In both patients, but not in the healthy brother of the index patient, a missense mutation (nucleotide 596 T→A, exon 6) was detected (Figure 1B). This T-to-A transition results in an amino acid substitution of hydrophobic isoleucine to polar asparagine (I199N). One hundred ninety-two ethnically matched control chromosomes (from 96 controls) were screened for this mutation. None of the controls carried the mutation (data not shown). Moreover, a BLAST search revealed that a hydrophobic residue is present at this amino acid position in the rat, cat, and mouse, indicating an evolutionary conservation of this residue.

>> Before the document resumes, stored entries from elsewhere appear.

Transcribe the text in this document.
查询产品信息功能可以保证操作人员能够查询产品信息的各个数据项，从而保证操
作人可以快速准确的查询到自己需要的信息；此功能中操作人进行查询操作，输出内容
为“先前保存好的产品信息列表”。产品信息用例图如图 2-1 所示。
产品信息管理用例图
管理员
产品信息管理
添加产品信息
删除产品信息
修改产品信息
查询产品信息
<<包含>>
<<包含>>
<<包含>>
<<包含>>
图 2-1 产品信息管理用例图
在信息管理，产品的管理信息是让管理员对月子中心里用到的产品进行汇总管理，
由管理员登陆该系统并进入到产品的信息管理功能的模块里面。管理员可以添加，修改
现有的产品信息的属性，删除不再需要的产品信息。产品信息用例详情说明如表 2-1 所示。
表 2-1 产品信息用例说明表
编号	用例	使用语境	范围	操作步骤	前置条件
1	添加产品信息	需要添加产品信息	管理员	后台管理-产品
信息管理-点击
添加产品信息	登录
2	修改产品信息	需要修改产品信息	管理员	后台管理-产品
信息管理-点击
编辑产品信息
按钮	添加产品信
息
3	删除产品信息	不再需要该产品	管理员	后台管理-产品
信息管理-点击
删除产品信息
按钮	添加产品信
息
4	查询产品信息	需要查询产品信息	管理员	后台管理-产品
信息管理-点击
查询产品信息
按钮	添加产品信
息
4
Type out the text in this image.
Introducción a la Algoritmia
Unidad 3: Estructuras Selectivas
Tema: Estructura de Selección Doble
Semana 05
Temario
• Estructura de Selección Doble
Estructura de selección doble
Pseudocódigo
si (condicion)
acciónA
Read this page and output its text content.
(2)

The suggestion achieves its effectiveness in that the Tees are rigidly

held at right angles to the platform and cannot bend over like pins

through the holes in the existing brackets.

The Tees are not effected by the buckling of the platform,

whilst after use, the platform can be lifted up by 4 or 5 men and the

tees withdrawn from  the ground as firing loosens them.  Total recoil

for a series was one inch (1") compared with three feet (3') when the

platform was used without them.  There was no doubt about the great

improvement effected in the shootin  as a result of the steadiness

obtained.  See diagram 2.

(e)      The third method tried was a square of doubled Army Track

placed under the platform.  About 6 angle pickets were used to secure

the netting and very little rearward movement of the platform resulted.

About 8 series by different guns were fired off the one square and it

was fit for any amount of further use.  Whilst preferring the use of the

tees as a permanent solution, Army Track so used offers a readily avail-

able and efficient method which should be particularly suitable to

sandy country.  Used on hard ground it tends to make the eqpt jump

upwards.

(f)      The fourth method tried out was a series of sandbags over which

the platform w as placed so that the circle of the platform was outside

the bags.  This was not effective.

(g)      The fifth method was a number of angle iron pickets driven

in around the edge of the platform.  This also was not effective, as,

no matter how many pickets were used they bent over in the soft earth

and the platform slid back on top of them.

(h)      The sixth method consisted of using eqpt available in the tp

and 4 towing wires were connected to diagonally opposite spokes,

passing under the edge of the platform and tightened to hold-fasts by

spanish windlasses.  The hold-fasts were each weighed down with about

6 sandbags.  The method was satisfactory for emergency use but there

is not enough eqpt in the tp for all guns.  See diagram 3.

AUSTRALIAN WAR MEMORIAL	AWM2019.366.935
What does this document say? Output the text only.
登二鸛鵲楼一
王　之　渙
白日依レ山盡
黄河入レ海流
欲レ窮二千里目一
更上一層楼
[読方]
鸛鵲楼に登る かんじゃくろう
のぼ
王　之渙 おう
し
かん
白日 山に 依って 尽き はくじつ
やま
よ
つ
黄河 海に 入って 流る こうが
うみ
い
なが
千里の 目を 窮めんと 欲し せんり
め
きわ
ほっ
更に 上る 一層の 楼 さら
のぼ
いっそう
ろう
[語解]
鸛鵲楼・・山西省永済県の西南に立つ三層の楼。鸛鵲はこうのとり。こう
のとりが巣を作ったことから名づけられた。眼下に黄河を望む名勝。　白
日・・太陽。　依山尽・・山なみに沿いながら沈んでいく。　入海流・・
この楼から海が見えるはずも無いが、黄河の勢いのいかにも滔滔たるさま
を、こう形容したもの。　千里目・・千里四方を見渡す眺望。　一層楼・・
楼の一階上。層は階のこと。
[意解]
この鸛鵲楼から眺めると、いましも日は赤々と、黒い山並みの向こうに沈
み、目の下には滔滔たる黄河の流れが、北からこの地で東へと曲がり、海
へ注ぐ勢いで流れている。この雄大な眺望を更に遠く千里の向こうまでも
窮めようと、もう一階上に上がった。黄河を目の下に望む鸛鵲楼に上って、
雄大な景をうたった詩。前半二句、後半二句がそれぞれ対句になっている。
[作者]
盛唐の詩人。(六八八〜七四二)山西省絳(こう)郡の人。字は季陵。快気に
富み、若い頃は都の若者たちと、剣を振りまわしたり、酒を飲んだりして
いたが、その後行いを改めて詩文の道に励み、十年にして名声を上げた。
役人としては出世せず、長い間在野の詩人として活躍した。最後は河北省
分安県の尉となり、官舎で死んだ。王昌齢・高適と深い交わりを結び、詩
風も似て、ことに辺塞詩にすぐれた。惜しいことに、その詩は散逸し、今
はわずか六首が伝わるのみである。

The 3-dimensional structure visualized with an automated modeling server demonstrated that asparagine in place of isoleucine causes the formation of 2 new hydrogen bonds (Figure 1C): one from N199 to Q198, and the other from N199 to N201, an essential amino acid of the cleavage site of TNFRSF1A (7). Furthermore, granulocytes from both patients lost the capacity to cleave the receptor upon activation (Figure 2), whereas PMA-induced shedding of CD16 was unaffected (data not shown). Measurement of soluble TNFRSF1A from the sera of the index patient, her healthy brother, and 13 controls indicated that the patient's level was below the lowest of the values in normal donors, whereas her brother's was within the normal distribution of the 13 controls tested (Figure 3).
In conclusion, we have identified a novel missense mutation in the TNFRSF1A gene causing TRAPS in a German family. This mutation is the first one to be discovered in close proximity to the transmembrane region within a highly conserved stretch. The I199N exchange induces 2 new hydrogen bonds, one of them affecting Asn201, the core of the cleavage site. The structural findings were supported by the demonstration of defective receptor shedding, reduced levels of soluble TNFRSF1A, and attack-associated elevations of soluble TNFα. We therefore hypothesize that the I199N mutation might not only hinder ARTS-1–assisted cleavage of the receptor, but might also directly interfere with the core of the cleavage site. This novel mutation is further evidence for the role of an intact shedding process in the homeostatis of the TNF/TNFR system in humans and provides a structural basis for defective shedding in the pathogenesis of TRAPS.